Era un precioso día de primavera con nubes y claros. El tiempo era perfecto. Los colores claros y brillantes. El ambiente fresco y húmedo, casi tropical.
Iris me había dicho que quería ir a una cueva. Busqué algo variado, fácil, corto, tal vez diferente. Con su casita del maqui, sus dos cómodas entradas y sus amplias galerías la cueva de Las Cascajosas me pareció que encajaba con lo ideal.
A media mañana llegamos a un sitio cercano a la cueva y a la aldea de Merilla donde pudimos dejar el coche a la sombra. Íbamos felices hacia el frescor de la gruta. Fuera picaba el sol.
Las miles de preguntas de la niña eran el camino que recorríamos mirando alrededor y adentro. Pero las preguntas eran eternas. Eran las que todos nos hacemos, las que todos olvidamos, las que siempre nadan en la profundidad del océano como peces abisales que con señuelos luminosos te atraen y te tragan.
Luego anduvimos por la oscuridad de la cueva. Allí estaba la casita del maqui con algunas cosas que fueron suyas en un tiempo lejano. Ahora no eran de nadie o eran de todos según se vean las historias. Las galerías parecían grandes o enormes. Con sus bloques de roca jalonando y haciendo más difícil imaginar la geografía de los conductos. Con sus músicas de latidos y suspiros y goteos. Allí parecía habitar algo no tanto desconocido como ancestral y olvidado. La quintaesencia de lo mágico que da su aliento al mundo. Como la palabra de Dios que alimenta al Hombre de la que nos habla la tradición cristiana. Íbamos sin saberlo pero guiados. Nos conducía en un compás de giros y descensos la roca que formaba las paredes de la cueva. No era necesario pensar hacia dónde debíamos ir sino sólo seguir el camino dictado por la galería. En ello encontraba un placer diferente a todos los demás placeres que he conocido: seguir el único camino que puede seguirse.

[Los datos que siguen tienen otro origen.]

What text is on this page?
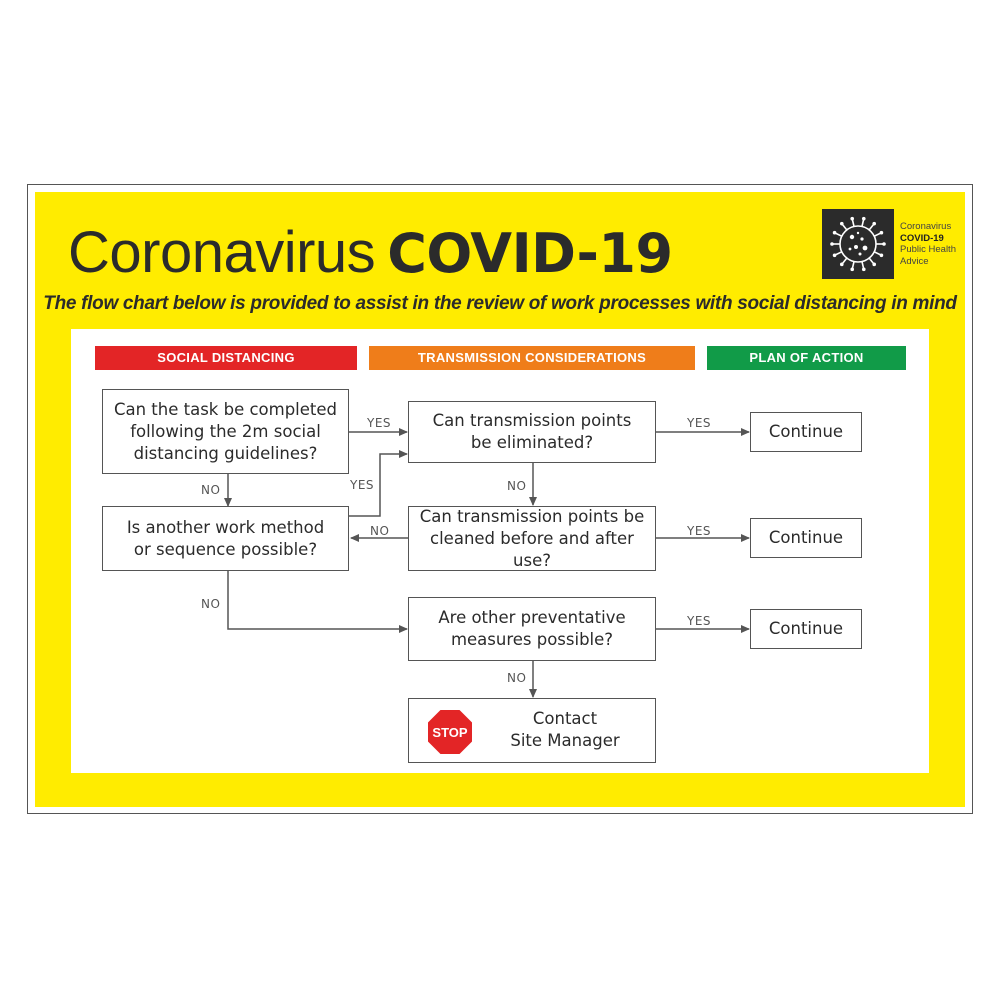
Coronavirus COVID-19	Coronavirus
COVID-19
Public Health
Advice
The flow chart below is provided to assist in the review of work processes with social distancing in mind
SOCIAL DISTANCING	TRANSMISSION CONSIDERATIONS	PLAN OF ACTION
Can the task be completed
following the 2m social
distancing guidelines?
Is another work method
or sequence possible?
Can transmission points
be eliminated?
Can transmission points be
cleaned before and after use?
Are other preventative
measures possible?
Continue
Continue
Continue
STOP
Contact
Site Manager
YES	YES
NO	YES	NO
NO	YES
NO
YES
NO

La otra entrada de la cueva, que fue salida para nosotros, estaba esplendorosa. La verde luz tamizada del bosque inundaba la cavidad dándole un aire exótico. Estuvimos respirando aire verde por un rato intemporal. Luego volvimos al coche.

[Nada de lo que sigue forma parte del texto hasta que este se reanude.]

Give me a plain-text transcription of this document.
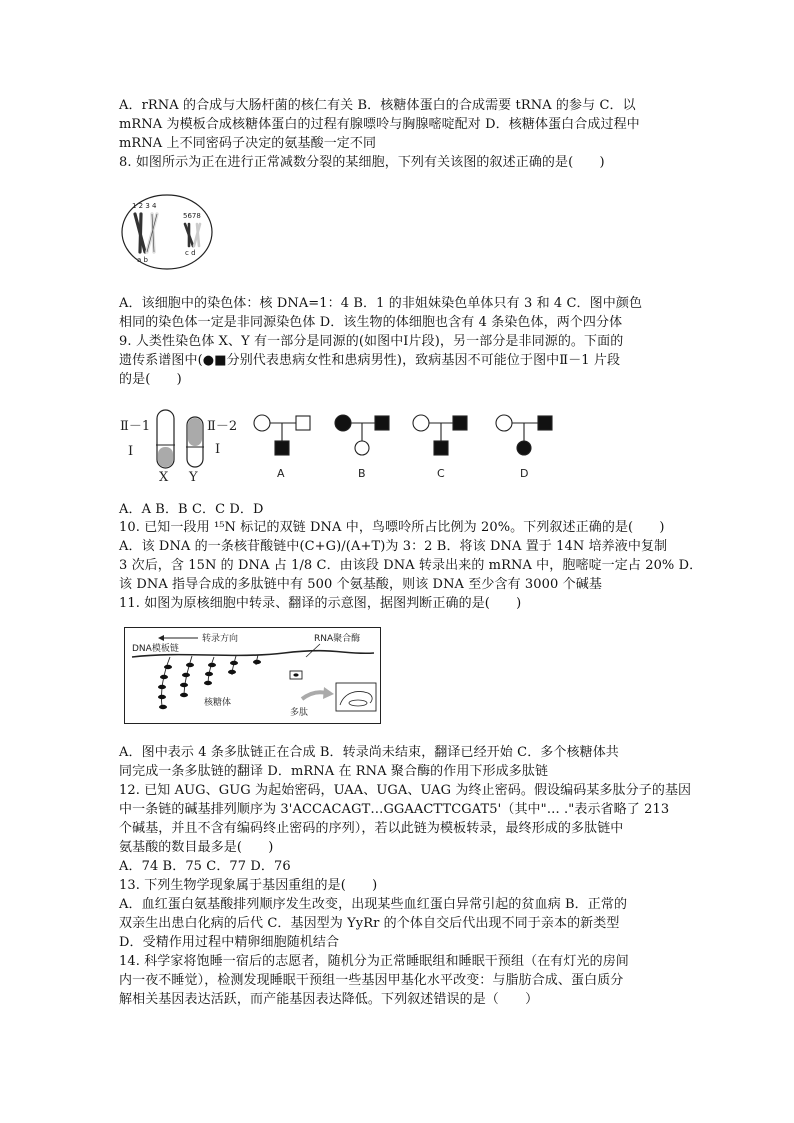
A．rRNA 的合成与大肠杆菌的核仁有关 B．核糖体蛋白的合成需要 tRNA 的参与 C．以
mRNA 为模板合成核糖体蛋白的过程有腺嘌呤与胸腺嘧啶配对 D．核糖体蛋白合成过程中
mRNA 上不同密码子决定的氨基酸一定不同
8. 如图所示为正在进行正常减数分裂的某细胞，下列有关该图的叙述正确的是(　　)
1 2 3 4
5678
a b
c d
A．该细胞中的染色体：核 DNA=1：4 B．1 的非姐妹染色单体只有 3 和 4 C．图中颜色
相同的染色体一定是非同源染色体 D．该生物的体细胞也含有 4 条染色体，两个四分体
9. 人类性染色体 X、Y 有一部分是同源的(如图中Ⅰ片段)，另一部分是非同源的。下面的
遗传系谱图中(●■分别代表患病女性和患病男性)，致病基因不可能位于图中Ⅱ－1 片段
的是(　　)
Ⅱ－1
Ⅰ
X Y
Ⅱ－2
Ⅰ
A	B	C	D
A．A B．B C．C D．D
10. 已知一段用 ¹⁵N 标记的双链 DNA 中，鸟嘌呤所占比例为 20%。下列叙述正确的是(　　)
A．该 DNA 的一条核苷酸链中(C+G)/(A+T)为 3：2 B．将该 DNA 置于 14N 培养液中复制
3 次后，含 15N 的 DNA 占 1/8 C．由该段 DNA 转录出来的 mRNA 中，胞嘧啶一定占 20% D．
该 DNA 指导合成的多肽链中有 500 个氨基酸，则该 DNA 至少含有 3000 个碱基
11. 如图为原核细胞中转录、翻译的示意图，据图判断正确的是(　　)
DNA模板链
转录方向	RNA聚合酶
核糖体
多肽
A．图中表示 4 条多肽链正在合成 B．转录尚未结束，翻译已经开始 C．多个核糖体共
同完成一条多肽链的翻译 D．mRNA 在 RNA 聚合酶的作用下形成多肽链
12. 已知 AUG、GUG 为起始密码，UAA、UGA、UAG 为终止密码。假设编码某多肽分子的基因
中一条链的碱基排列顺序为 3'ACCACAGT…GGAACTTCGAT5'（其中"… ."表示省略了 213
个碱基，并且不含有编码终止密码的序列），若以此链为模板转录，最终形成的多肽链中
氨基酸的数目最多是(　　)
A．74 B．75 C．77 D．76
13. 下列生物学现象属于基因重组的是(　　)
A．血红蛋白氨基酸排列顺序发生改变，出现某些血红蛋白异常引起的贫血病 B．正常的
双亲生出患白化病的后代 C．基因型为 YyRr 的个体自交后代出现不同于亲本的新类型
D．受精作用过程中精卵细胞随机结合
14. 科学家将饱睡一宿后的志愿者，随机分为正常睡眠组和睡眠干预组（在有灯光的房间
内一夜不睡觉），检测发现睡眠干预组一些基因甲基化水平改变：与脂肪合成、蛋白质分
解相关基因表达活跃，而产能基因表达降低。下列叙述错误的是（　　）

Marisa buscaba la conexión de Merilla con el Caracol. La carretera nos llevo muy altos entre praderas, bosquecillos y las vacas más felices del Mundo. Al cruzar un collado vimos San Roque y la carretera de Alto del Caracol. Al comprender nos tomamos la libertad de dar un paseo por las laderas herbosas. En la pradera había una oveja blanca y otra oveja negra. Roncaban y balaban. Los borreguitos estaban encerrados en un establo y balaban una única frase, clara como la luz del día, que sonaba como beeeeeehhh...
De bajada hacia el valle encontramos un sitio desde donde mirar Peñalta con detalle. Más abajo San Roque estaba muy animado. En los bares disfrutaban del momento muchas personas que comían y bebían. Pero nosotros no paramos. Por el contrario: conduje el coche con suavidad dejando que se deslizase por el asfalto hasta la cercana costa cantábrica. Fuera olía a bosque y a primavera. No había nubes negras en nuestro horizonte.